The consultant allegedly told workers that he would review their documentation to see if “everything was in order”. If it wasn’t, he said ICE might “send them back”.

“Just because a worker wants to organize, wants to have representation doesn’t mean a company should make their life miserable,” said Julio, an undocumented worker, to The New York Times.

Tate’s cookies employees only began to discuss the possibility of unionizing when the pandemic hit. Workers felt that the cookie company might not protect them should they fall ill.

“We were in the heart of the pandemic at that time and they didn’t know any of the rules that applied to them,” said Anthony Miranti, an Eastern States’ union delegate.

“Will they get paid if they have to self-quarantine? How do they get safety equipment? They were telling us about how they’re all at minimum wage and needed more paid time off and there was just nobody to listen to their problems.”

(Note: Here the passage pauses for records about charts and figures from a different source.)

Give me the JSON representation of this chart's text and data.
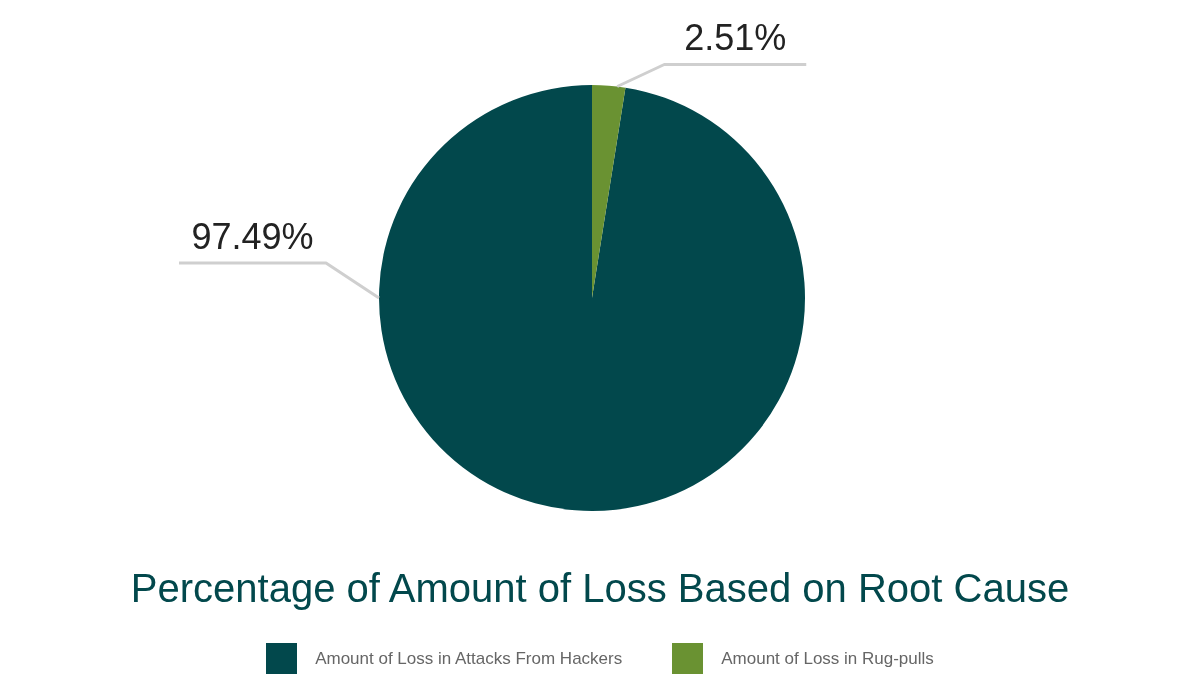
{
  "chart_data": {
    "type": "pie",
    "title": "Percentage of Amount of Loss Based on Root Cause",
    "categories": [
      "Amount of Loss in Attacks From Hackers",
      "Amount of Loss in Rug-pulls"
    ],
    "values": [
      97.49,
      2.51
    ],
    "colors": [
      "#02484c",
      "#6a9232"
    ],
    "value_labels": [
      "97.49%",
      "2.51%"
    ],
    "legend": "bottom"
  }
}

Officially, Mondelēz denies all claims or threatening workers. They released a statement saying: “Any allegation that the company has violated any aspect of the National Labor Relations Act is untrue. Tate’s prides itself on treating all its employees with respect, and we have fostered over many years an inclusive, supportive, caring work environment and culture with our employees.”

Despite the threats to their livelihood, many workers still believe unionizing will ultimately be beneficial.

“I’ve spoken to a lot of people who work in union shops. They say things are better,” said an undocumented worker by the name of Catalina to the New York Times. “Why not give this an opportunity?”

As Miranti says, “I think the workers that produce these products should be able to put their heads down on their pillows at night and know their job is secured, that their family has the best coverage out there, that they’ll have a pension to retire on someday.”